Frau und Kinder, soweit sie nicht schulpflichtig waren, nah­men im Wagen, der nun bis zum Herb­st ihr Heim sein sollte, Platz. Der Vater im der­ben Man­ches­ter­anzug mit der Peitsche in der Hand, trieb das oder die Pferde an, und nun wurde, Abschied wink­end, noch ein­mal durch die Hil­far­ther Straßen gefahren. Dann ging es über die Hil­far­ther Rur­brücke der weit­en Land­straße ent­ge­gen, irgend­wohin, bis in die ent­fer­n­testen Dör­fer und Städte Deutsch­lands. Die hat­ten alle ihre fes­ten Routen und kamen sich gegen­seit­ig nicht ins Gehege. So fuhren Scholtens nach Nord­deutsch­land, bis nach Schleswig-Hol­stein,  ja, wie mir Han­ni Scholten, der vor kurzem gestor­ben ist, erzählte, hat er seine Tour schon bis Königs­berg aus­gedehnt. Müllers fuhren gegen Süden bis in die Wies­baden­er Gegend, andere nach Mit­teldeutsch­land. Haupt­ab­satz­markt war aber das Ruhrge­bi­et mit sein­er Indus­trie und sein­er Men­schen­zusam­men­bal­lung. Der Waren­nach­schub wurde ihnen von den Hil­far­ther Großhändlern bahn­lagernd nach bes­timmten Sta­tio­nen geschickt. Ein solch­er war fast für alle Ahlen in West­falen, wo sie in den dor­ti­gen Fab­riken ihre Emaille­waren kauften. Im Herb­st, wenn die Blät­ter fie­len, die rauhen Stürme den Win­ter ankündigten, kamen sie nach und nach wieder über die Rur­brücke  gefahren. Die Ankun­ft wurde meist feucht­fröh­lich gefeiert; denn auf Fahrt war ein anständi­ger Hap­pen ver­di­ent wor­den. Und das Geld saß jet­zt manch­mal lock­er in der Tasche. Es waren biedere Kau­fleute, die es durch Tüchtigkeit und Gewer­be­fleiß zu einem gewis­sen Wohl­stand gebracht haben. Es sind heute meist ihre Söhne und Nachkom­men, die den Han­del ausüben; aber es fehlt die Roman­tik der Land­straße. Mit ihren schnellen  Motor­fahrzeu­gen kön­nen sie zu jed­er Zeit und von jedem Punkt ihre Heimat erre­ichen. Außer­dem fehlt durch den Eis­er­nen Vorhang für manche der Aktionsradius.
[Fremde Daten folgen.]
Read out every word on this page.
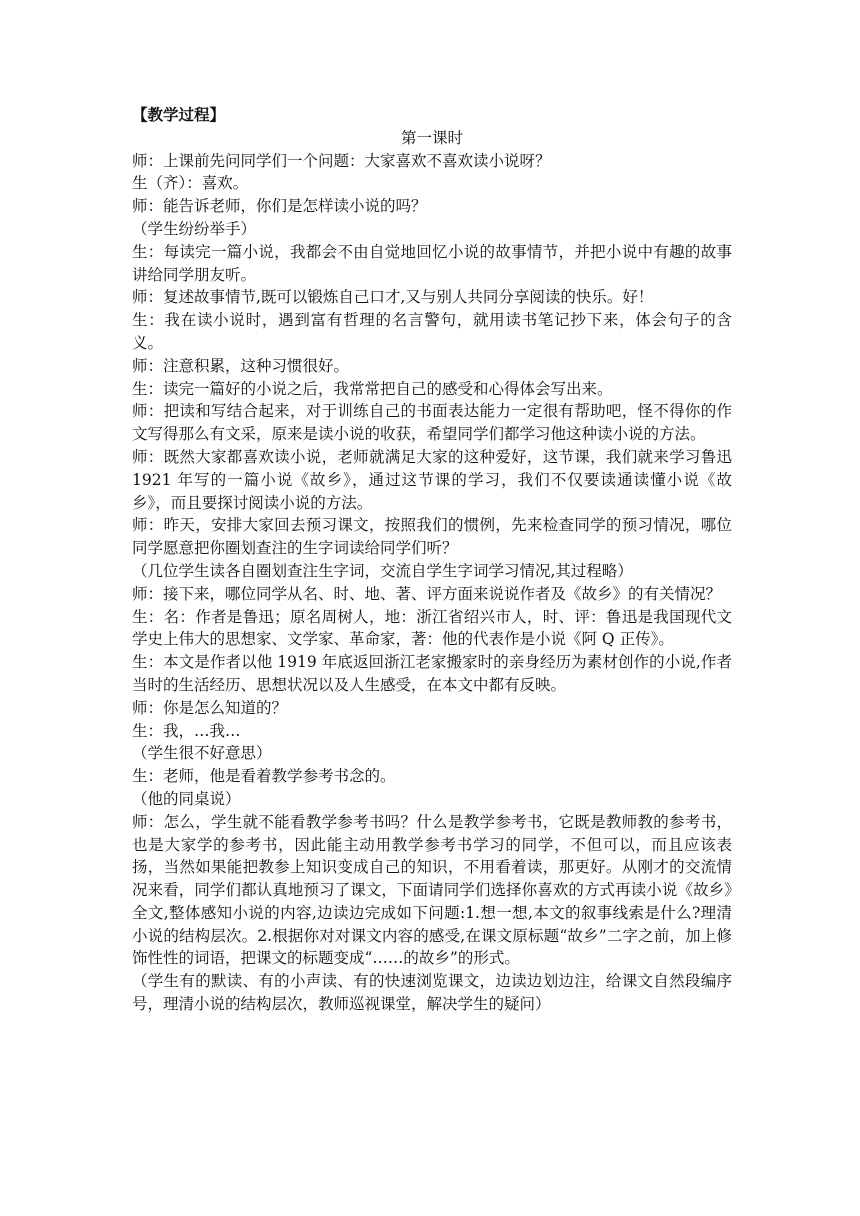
【教学过程】

第一课时

师：上课前先问同学们一个问题：大家喜欢不喜欢读小说呀？

生（齐）：喜欢。

师：能告诉老师，你们是怎样读小说的吗？

（学生纷纷举手）

生：每读完一篇小说，我都会不由自觉地回忆小说的故事情节，并把小说中有趣的故事讲给同学朋友听。

师：复述故事情节,既可以锻炼自己口才,又与别人共同分享阅读的快乐。好！

生：我在读小说时，遇到富有哲理的名言警句，就用读书笔记抄下来，体会句子的含义。

师：注意积累，这种习惯很好。

生：读完一篇好的小说之后，我常常把自己的感受和心得体会写出来。

师：把读和写结合起来，对于训练自己的书面表达能力一定很有帮助吧，怪不得你的作文写得那么有文采，原来是读小说的收获，希望同学们都学习他这种读小说的方法。

师：既然大家都喜欢读小说，老师就满足大家的这种爱好，这节课，我们就来学习鲁迅 1921 年写的一篇小说《故乡》，通过这节课的学习，我们不仅要读通读懂小说《故乡》，而且要探讨阅读小说的方法。

师：昨天，安排大家回去预习课文，按照我们的惯例，先来检查同学的预习情况，哪位同学愿意把你圈划查注的生字词读给同学们听？

（几位学生读各自圈划查注生字词，交流自学生字词学习情况,其过程略）

师：接下来，哪位同学从名、时、地、著、评方面来说说作者及《故乡》的有关情况？

生：名：作者是鲁迅；原名周树人，地：浙江省绍兴市人，时、评：鲁迅是我国现代文学史上伟大的思想家、文学家、革命家，著：他的代表作是小说《阿 Q 正传》。

生：本文是作者以他 1919 年底返回浙江老家搬家时的亲身经历为素材创作的小说,作者当时的生活经历、思想状况以及人生感受，在本文中都有反映。

师：你是怎么知道的？

生：我，…我…

（学生很不好意思）

生：老师，他是看着教学参考书念的。

（他的同桌说）

师：怎么，学生就不能看教学参考书吗？什么是教学参考书，它既是教师教的参考书，也是大家学的参考书，因此能主动用教学参考书学习的同学，不但可以，而且应该表扬，当然如果能把教参上知识变成自己的知识，不用看着读，那更好。从刚才的交流情况来看，同学们都认真地预习了课文，下面请同学们选择你喜欢的方式再读小说《故乡》全文,整体感知小说的内容,边读边完成如下问题:1.想一想,本文的叙事线索是什么?理清小说的结构层次。2.根据你对对课文内容的感受,在课文原标题“故乡”二字之前，加上修饰性性的词语，把课文的标题变成“……的故乡”的形式。

（学生有的默读、有的小声读、有的快速浏览课文，边读边划边注，给课文自然段编序号，理清小说的结构层次，教师巡视课堂，解决学生的疑问）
Im vorigen Jahrhun­dert, als in Hil­far­th haupt­säch­lich Wan­nen gemacht wur­den, besorgte der Wan­n­mach­er den Absatz sein­er Waren zum Teil selb­st. Mit der Schubkarre fuhr er seine Wan­nen auf die näheren Märk­te bis nach Roer­mond und verkaufte sie dort. Den größten Teil aber nah­men die hiesi­gen Händler ab. Die jet­zi­gen Korb­waren­händler, wie Theißen, Claßen früher Rick, u. a., waren näm­lich ehe­mals Wan­nen­händler. Sie bracht­en die Wan­nen mit der Fuhre zu tausenden auf die weit­er gele­ge­nen großen Märk­te. Ein Haupt­wan­nen­markt war Pützchen bei Bonn. Die meis­ten Wan­nen wur­den nach Köln abge­set­zt. Von hier aus wur­den sie von dor­ti­gen Händlern stro­mauf und stromab weit­er verschickt.
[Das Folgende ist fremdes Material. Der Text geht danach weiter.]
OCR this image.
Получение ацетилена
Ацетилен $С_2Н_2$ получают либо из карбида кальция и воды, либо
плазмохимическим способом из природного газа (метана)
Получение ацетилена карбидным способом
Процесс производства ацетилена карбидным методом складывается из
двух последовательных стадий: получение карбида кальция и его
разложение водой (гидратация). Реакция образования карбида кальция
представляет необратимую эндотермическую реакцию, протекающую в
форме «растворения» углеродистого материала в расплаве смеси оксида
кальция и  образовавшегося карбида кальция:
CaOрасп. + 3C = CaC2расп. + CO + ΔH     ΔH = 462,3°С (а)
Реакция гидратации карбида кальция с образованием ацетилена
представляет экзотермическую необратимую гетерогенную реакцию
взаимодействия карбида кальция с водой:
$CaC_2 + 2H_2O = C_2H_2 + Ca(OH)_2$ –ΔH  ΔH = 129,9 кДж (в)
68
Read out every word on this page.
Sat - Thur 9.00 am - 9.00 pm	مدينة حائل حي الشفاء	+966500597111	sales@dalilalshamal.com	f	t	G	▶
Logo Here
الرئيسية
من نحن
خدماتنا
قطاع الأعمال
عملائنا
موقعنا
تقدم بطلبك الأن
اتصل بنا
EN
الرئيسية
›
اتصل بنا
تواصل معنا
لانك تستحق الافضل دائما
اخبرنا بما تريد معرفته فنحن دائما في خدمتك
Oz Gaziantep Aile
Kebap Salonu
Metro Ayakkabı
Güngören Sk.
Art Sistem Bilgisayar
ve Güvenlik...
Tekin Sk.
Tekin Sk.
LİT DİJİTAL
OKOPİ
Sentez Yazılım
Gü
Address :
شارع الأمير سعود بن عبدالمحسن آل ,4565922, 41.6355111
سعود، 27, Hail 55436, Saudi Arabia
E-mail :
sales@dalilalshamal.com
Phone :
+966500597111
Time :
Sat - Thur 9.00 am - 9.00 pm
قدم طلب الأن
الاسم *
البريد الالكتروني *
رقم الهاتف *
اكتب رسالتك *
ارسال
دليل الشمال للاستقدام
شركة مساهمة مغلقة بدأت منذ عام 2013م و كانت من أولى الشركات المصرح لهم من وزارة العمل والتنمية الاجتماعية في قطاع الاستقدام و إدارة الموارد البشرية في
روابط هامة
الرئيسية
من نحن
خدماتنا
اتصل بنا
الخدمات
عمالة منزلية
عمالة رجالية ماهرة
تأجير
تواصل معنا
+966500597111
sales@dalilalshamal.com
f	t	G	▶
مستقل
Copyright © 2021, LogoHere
Heute wie früher, Wan­nen und Körbe müssen hergestellt und verkauft wer­den, und nur durch ein ers­prießlich­es Zusam­me­nar­beit­en von Handw­erk­ern und Händlern wird die Exis­tenz bei­der Stände gesichert.


Heimatkalen­der der Erke­len­z­er Lande 1954, Seite 73 f.